SOCIETY GUIDELINE LINKS — Links to society and government-sponsored guidelines from selected countries and regions around the world are provided separately. (See "Society guideline links: Adolescent sexual health and pregnancy".)

INFORMATION FOR PATIENTS — UpToDate offers two types of patient education materials, "The Basics" and "Beyond the Basics." The Basics patient education pieces are written in plain language, at the 5th to 6th grade reading level, and they answer the four or five key questions a patient might have about a given condition. These articles are best for patients who want a general overview and who prefer short, easy-to-read materials. Beyond the Basics patient education pieces are longer, more sophisticated, and more detailed. These articles are written at the 10th to 12th grade reading level and are best for patients who want in-depth information and are comfortable with some medical jargon.

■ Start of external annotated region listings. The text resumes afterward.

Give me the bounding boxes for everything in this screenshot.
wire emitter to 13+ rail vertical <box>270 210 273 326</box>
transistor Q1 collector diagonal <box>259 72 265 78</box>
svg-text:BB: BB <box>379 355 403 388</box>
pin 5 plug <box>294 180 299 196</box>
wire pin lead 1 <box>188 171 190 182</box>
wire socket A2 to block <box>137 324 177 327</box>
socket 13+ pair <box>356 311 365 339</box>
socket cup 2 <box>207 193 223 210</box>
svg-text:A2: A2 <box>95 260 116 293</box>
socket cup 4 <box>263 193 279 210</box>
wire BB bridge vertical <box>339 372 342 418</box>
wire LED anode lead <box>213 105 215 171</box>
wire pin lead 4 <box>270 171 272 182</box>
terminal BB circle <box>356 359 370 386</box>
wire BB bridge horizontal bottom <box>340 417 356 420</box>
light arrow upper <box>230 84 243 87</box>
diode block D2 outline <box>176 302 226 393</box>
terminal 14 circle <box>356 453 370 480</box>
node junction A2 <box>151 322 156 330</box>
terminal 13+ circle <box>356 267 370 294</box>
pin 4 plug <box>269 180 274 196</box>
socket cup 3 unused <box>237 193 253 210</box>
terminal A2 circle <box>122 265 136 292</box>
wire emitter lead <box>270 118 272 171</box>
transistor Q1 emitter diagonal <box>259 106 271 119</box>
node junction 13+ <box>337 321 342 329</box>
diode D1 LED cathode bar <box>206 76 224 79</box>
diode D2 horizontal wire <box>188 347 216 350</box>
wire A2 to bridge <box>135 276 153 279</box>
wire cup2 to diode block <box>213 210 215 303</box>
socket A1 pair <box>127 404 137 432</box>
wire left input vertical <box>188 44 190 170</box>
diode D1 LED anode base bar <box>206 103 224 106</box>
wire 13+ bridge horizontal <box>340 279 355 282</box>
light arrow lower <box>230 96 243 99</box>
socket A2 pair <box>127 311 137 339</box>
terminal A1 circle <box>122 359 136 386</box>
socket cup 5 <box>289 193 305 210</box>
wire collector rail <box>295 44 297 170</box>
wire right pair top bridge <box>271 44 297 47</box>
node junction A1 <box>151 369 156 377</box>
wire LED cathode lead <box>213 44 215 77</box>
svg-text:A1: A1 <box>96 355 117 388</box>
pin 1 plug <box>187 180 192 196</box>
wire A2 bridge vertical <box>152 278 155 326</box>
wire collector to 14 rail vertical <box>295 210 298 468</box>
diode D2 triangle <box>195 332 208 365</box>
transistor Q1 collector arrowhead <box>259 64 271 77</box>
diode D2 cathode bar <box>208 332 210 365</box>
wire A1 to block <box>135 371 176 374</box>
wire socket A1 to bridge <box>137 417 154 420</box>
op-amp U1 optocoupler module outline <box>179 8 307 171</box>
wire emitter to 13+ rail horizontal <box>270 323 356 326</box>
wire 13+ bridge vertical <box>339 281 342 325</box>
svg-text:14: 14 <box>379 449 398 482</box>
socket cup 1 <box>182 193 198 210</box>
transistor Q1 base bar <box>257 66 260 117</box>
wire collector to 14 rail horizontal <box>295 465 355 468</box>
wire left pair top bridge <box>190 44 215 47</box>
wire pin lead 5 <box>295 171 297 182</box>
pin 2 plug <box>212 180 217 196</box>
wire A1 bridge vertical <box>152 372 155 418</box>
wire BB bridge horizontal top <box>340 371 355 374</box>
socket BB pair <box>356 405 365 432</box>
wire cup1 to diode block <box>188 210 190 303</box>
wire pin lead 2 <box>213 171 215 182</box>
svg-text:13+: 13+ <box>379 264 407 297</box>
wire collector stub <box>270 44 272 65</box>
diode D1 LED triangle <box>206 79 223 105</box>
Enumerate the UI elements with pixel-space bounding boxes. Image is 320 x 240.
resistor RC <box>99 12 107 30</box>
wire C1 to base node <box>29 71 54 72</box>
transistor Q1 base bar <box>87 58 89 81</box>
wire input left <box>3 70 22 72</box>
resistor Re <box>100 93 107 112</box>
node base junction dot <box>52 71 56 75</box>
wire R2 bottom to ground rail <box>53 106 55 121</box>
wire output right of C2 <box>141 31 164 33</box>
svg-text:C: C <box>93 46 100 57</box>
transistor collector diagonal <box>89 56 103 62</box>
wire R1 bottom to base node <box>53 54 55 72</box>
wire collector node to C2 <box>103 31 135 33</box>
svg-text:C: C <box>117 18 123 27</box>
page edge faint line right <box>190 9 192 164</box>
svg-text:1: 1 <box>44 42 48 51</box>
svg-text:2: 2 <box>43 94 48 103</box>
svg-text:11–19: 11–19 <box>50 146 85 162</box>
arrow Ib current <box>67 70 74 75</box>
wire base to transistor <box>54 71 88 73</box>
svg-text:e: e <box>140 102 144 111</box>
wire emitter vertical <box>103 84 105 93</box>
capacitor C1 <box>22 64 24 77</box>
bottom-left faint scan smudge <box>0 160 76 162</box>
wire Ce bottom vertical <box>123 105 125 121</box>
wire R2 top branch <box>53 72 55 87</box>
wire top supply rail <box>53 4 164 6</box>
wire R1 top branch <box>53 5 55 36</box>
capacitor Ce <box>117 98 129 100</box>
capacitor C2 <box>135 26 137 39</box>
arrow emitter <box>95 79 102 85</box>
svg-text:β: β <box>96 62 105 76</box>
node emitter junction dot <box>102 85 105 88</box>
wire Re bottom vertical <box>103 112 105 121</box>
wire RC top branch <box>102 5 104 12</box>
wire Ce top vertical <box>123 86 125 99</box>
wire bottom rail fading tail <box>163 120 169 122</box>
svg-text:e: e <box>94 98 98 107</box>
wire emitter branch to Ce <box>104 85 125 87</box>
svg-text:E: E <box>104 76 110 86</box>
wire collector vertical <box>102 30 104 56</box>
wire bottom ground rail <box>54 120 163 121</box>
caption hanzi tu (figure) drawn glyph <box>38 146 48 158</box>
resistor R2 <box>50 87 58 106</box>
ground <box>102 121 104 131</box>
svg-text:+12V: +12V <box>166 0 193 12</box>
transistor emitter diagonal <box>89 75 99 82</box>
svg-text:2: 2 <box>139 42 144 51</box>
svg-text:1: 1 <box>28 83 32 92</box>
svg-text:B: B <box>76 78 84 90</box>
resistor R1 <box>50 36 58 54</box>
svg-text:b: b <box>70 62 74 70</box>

Here are the patient education articles that are relevant to this topic. We encourage you to print or email these topics to your patients. (You can also locate patient education articles on a variety of subjects by searching on "patient education" and the keyword[s] of interest.)

Basics topics (see "Patient education: Teen sexuality (The Basics)")

Beyond the Basics topics (see "Patient education: Adolescent sexuality (Beyond the Basics)")

SUMMARY

Approximately 10 percent of all women aged 15 to 19 years, and 19 percent of those who have sexual intercourse, become pregnant. Approximately one-quarter of adolescent mothers have a second child within two years of their first. (See 'Epidemiology' above.)

Pediatric health care providers should have a low threshold for suspecting pregnancy in adolescents. A pregnant adolescent may complain of missing her periods or of irregular periods. Pediatric health care providers also must be aware that a pregnant adolescent may present with vague complaints and may or may not have considered the possibility of pregnancy. (See 'History' above.)

The diagnosis and clinical manifestations of early pregnancy are discussed separately. (See "Clinical manifestations and diagnosis of early pregnancy".)

It is important to ask the teenager what she would do if her pregnancy test were positive before the test is performed, so that appropriate support can be in place when the results are provided, particularly if the adolescent responds that she would kill or otherwise endanger herself if she were pregnant. (See 'Pretest counseling' above.)

When the results of a positive pregnancy test are disclosed to the adolescent, her thoughts and feelings about the test result should be elicited and emotional support provided. In addition, factual information regarding the duration of pregnancy and estimated due date should be provided. It is also important to determine how the adolescent wants to go about informing her parent(s) or caregiver(s) and the father of the baby. (See 'Posttest counseling' above.)

Options regarding the pregnancy should be discussed in a nonjudgmental manner and the adolescent referred as soon as possible to a clinician or clinic where comprehensive pregnancy counseling is provided, unless the health care provider has expertise in pregnancy counseling. Adolescents who decide to continue the pregnancy, or are uncertain whether they will continue the pregnancy, should initiate prenatal vitamins and be counseled about the adverse effects of alcohol on the developing fetus. The health care provider should contact the adolescent approximately one week after the scheduled referral for follow-up information, to demonstrate concern for the adolescent, and to ensure appropriate care. (See 'Pregnancy counseling' above.)

Adolescents appear to be at increased risk for adverse pregnancy outcomes, such as low-birth-weight babies and infant deaths. Whether these outcomes are the result of biologic immaturity or sociodemographic factors related to adolescent pregnancy remains unclear. (See 'Pregnancy outcome' above.)

Adolescent pregnancy is associated with several adverse socioeconomic outcomes for the mother, father, and child. (See 'Social impact' above.)

Pregnancy prevention is multifaceted and should include comprehensive sexuality education, focus on delay of sexual activity in young teens, and promote consistent and correct use of effective contraceptives. (See 'Prevention' above and "Contraception: Issues specific to adolescents".)